バラエティ番組でテレビに戻ってきた女優パク・ハンビョルから、ドラマ出演を控えた女優チャン・シニョンまで。
トラブルを起こしたのは彼女たちではないが、夫の代わりに頭を下げ、批判の矢面に立たされている。女優としての堂々たる復帰が、夫の「後始末」のような立場に矮小化され、やるせなさを感じさせている。
4月8日に放送されたTV朝鮮のバラエティ番組『パパと私と』(原題)では、パク・ハンビョルが近況を公開した。
父親と一緒に伝統市場の五日市を訪れ、商人たちと自然にあいさつを交わす姿や、彼女にそっくりな第二子の息子の様子まで明かされた。しかし、明るく見える近況の裏には、番組復帰にあたり痛感した現実の壁への苦悩もあった。

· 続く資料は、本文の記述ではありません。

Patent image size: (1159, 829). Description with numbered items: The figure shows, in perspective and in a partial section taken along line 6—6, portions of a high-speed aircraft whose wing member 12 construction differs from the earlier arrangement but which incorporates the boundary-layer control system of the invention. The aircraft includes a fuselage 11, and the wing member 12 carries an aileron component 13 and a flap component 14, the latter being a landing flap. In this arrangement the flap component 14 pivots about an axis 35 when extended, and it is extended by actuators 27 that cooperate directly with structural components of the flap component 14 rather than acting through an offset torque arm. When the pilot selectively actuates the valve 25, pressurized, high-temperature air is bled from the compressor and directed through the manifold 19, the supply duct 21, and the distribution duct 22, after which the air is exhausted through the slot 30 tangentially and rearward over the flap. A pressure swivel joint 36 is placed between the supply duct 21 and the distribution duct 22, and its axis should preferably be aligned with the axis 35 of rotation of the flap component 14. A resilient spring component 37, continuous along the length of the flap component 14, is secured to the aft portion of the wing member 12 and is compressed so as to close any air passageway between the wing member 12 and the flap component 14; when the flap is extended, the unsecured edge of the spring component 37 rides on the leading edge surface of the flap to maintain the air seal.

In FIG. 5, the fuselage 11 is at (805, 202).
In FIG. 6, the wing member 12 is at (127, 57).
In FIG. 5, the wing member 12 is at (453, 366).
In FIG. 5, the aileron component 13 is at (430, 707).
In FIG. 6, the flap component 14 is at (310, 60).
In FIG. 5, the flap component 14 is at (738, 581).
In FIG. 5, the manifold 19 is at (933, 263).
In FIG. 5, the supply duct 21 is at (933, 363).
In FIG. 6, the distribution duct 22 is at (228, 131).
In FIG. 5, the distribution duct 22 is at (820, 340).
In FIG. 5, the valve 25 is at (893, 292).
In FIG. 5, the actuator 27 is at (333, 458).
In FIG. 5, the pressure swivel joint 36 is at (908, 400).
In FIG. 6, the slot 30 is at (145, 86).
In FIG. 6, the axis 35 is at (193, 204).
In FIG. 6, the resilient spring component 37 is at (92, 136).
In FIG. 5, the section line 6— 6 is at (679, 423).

「昨年には復帰を決意していたが、壁が高すぎた。俳優というのは、自分の意志だけでどうにかなるものではなかった。“出演したい”と思っても叶わなかったのがつらかった」と語った。
パク・ハンビョルは2017年にユ・インソク元ユリホールディングス代表と結婚し、2人の息子をもうけた。しかし2019年、ユ元代表が元BIGBANGのV.Iなどと共に「バーニングサン事件」に関与していたという疑惑が浮上し、彼女は同年放送のドラマ『悲しくて、愛』を最後に、5年以上にわたってテレビ活動を中断していた。

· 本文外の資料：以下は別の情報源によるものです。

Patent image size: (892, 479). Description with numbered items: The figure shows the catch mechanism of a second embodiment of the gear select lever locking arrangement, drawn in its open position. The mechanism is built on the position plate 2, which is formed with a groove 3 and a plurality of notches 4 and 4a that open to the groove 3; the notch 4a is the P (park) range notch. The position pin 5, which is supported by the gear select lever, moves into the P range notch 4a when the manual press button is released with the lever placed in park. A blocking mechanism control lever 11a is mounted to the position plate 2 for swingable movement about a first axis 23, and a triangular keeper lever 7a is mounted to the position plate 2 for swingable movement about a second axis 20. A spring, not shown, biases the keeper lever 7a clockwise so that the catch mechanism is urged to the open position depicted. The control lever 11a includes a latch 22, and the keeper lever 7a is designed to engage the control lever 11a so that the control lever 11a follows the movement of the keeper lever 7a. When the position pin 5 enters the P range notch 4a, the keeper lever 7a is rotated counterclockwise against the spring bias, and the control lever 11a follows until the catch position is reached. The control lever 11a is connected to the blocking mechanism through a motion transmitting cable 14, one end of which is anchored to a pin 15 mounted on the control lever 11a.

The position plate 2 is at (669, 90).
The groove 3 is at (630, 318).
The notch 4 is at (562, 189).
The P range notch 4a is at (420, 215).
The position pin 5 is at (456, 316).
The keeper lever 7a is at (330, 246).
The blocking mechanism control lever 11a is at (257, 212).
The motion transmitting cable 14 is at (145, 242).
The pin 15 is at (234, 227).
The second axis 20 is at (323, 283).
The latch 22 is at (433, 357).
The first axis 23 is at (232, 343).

その間、パク・ハンビョルはユ元代表の訴訟過程で嘆願書を提出するなど、家庭を守るために奔走した。また、個人でカフェやYouTubeチャンネルも運営していた。
カフェ運営を通じて注目を集めていたものの、特に自分ではなく夫の事件だっただけに、軽々しく行動できる状況ではなかった。そうして6年ぶりに、バラエティ番組『パパと私と』を通じて、演技ではなくバラエティからテレビ復帰を果たした。

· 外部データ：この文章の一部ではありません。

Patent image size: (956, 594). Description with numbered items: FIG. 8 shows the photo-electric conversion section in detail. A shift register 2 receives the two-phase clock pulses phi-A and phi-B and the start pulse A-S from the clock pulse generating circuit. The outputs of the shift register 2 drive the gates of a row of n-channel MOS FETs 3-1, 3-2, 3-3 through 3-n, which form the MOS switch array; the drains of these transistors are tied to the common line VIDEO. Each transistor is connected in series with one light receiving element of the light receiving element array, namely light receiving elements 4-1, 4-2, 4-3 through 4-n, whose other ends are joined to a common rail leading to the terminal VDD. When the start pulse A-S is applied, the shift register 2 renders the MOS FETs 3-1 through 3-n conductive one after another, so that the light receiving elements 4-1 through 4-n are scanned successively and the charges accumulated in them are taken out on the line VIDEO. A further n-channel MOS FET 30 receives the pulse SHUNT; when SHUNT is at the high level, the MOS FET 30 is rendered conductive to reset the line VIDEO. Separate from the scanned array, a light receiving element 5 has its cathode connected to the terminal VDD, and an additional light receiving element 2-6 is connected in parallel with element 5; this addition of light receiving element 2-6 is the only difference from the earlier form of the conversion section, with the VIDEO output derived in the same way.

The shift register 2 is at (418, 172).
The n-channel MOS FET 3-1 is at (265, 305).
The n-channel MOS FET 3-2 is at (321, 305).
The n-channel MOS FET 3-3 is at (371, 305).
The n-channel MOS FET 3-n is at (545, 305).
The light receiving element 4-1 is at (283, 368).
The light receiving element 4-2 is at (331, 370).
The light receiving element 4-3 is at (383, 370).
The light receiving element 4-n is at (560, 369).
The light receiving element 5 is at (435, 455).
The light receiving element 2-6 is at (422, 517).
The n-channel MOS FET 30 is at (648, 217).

このほかにも、最近ではチャン・シニョンが復帰を果たしている。
チャン・シニョンは2024年1月、夫で俳優のカン・ギョンジュンが不倫したとして訴えられ、不倫疑惑の渦中に立たされた。
カン・ギョンジュンは5000万ウォン(約500万円)の損害賠償を受け入れ、訴訟を終えたものの、法的代理人を通じて「事実と異なる部分や説明が必要な点について法的手段を取りたかったが、誤解や非難も自分の至らなさから始まったと考えた」とし、無念な思いをにじませた。
チャン・シニョンもまた、昨年8月に自身のSNSを通じて、「文字にするのもつらいほど苦しい時間を過ごしたが、私たちはただ子どもたちのために、もう一度ひとつの家族として生きていこうとしている」と夫をかばった。
その後、KBS2のバラエティ番組『新商品発売~コンビニレストラン』に出演し、芸能界に復帰。番組内では、誕生日を迎えた今年1月、昨年は夫の騒動の影響で何もできなかったが、親しい友人たちの支えでなんとか乗り越えたと明かした。
さらにチャン・シニョンは、MBCの新しいドラマ『太陽を飲み込んだ女』(原題)で演技の復帰も控えている。
本作では主人公を演じる予定で、2022年に放送されたJTBCドラマ『クリーニングアップ』以来、約3年ぶりの新作となる。バラエティだけでなく、女優としての本格的な活動再開に向けて積極的な動きを見せている。
パク・ハンビョルもチャン・シニョンも、活動の空白期間や休止には、自らの意思というより周囲の騒動の影響が大きかった。
トラブルを起こしたのは彼女たちの夫だが、テレビに出ているのはパク・ハンビョルとチャン・シニョンであるため、彼女たちが代わりに非難の視線を受けている。時には、当事者ではないパク・ハンビョルやチャン・シニョンに向けた非難の声すら上がっている。「夫の疑惑を同情で隠している」「家族のスキャンダルをテレビのネタにした」などと、悪質なコメントが浴びせられているのだ。
同情や応援の声が優勢とはいえ、パク・ハンビョルやチャン・シニョンの復帰を素直に歓迎しない世論も少なくない。夫が起こした問題を妻が後始末しているような構図に対して、拒否感が強まっている。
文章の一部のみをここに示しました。